That sounds like a minor inconvenience until you’re managing five or more projects simultaneously (an employer, freelance clients, side products, nonprofit work, and personal learning goals). At that scale, the forgetting becomes a real operational cost.

The Single-Session Trap

Here is what a typical day looks like without persistent context. You open a new Claude Code session for your event ticketing platform. You spend eight minutes explaining the project structure, the current sprint goals, which files were modified yesterday, and the deployment conventions. You get productive work done. The session ends.

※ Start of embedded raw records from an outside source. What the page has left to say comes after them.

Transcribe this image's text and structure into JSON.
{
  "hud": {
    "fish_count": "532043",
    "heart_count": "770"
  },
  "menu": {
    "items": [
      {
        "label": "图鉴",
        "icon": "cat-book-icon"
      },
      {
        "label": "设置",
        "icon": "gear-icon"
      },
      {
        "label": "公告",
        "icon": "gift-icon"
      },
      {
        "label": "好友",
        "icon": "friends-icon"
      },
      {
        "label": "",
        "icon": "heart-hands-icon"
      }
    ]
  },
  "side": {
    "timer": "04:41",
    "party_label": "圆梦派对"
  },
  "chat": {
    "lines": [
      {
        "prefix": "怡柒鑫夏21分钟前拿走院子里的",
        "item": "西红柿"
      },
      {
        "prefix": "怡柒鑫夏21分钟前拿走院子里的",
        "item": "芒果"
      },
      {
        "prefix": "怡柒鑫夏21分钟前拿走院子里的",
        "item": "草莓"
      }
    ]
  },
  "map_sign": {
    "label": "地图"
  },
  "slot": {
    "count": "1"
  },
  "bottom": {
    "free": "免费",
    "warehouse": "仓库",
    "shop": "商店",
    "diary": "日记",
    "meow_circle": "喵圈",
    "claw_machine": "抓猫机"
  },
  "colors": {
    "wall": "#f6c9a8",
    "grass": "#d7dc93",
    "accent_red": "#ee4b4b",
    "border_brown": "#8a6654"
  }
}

Two hours later, you switch to your payment processing service. Another eight minutes of context-setting. Then your nonprofit bootcamp platform. Then back to the ticketing system, where you explain the same things you explained that morning.

Across five active projects, this re-establishment overhead adds up to 50-75 minutes per day. That isn’t a guess. I tracked it. Nearly an hour of every workday spent telling AI tools things they already knew yesterday.

What Gets Lost

The problem isn’t just time. It’s the quality of what gets lost between sessions:

Project state. Which sprint are we in? What was completed? What’s blocked? A new session has no idea unless you re-explain it.

Accumulated decisions. “We decided to use event sourcing for the payment module because of X.” That context evaporates. Next session, the AI might suggest a different architecture unless you intervene.

Work in progress. You were halfway through a refactor. The AI doesn’t know which files were touched, what the plan was, or what remains.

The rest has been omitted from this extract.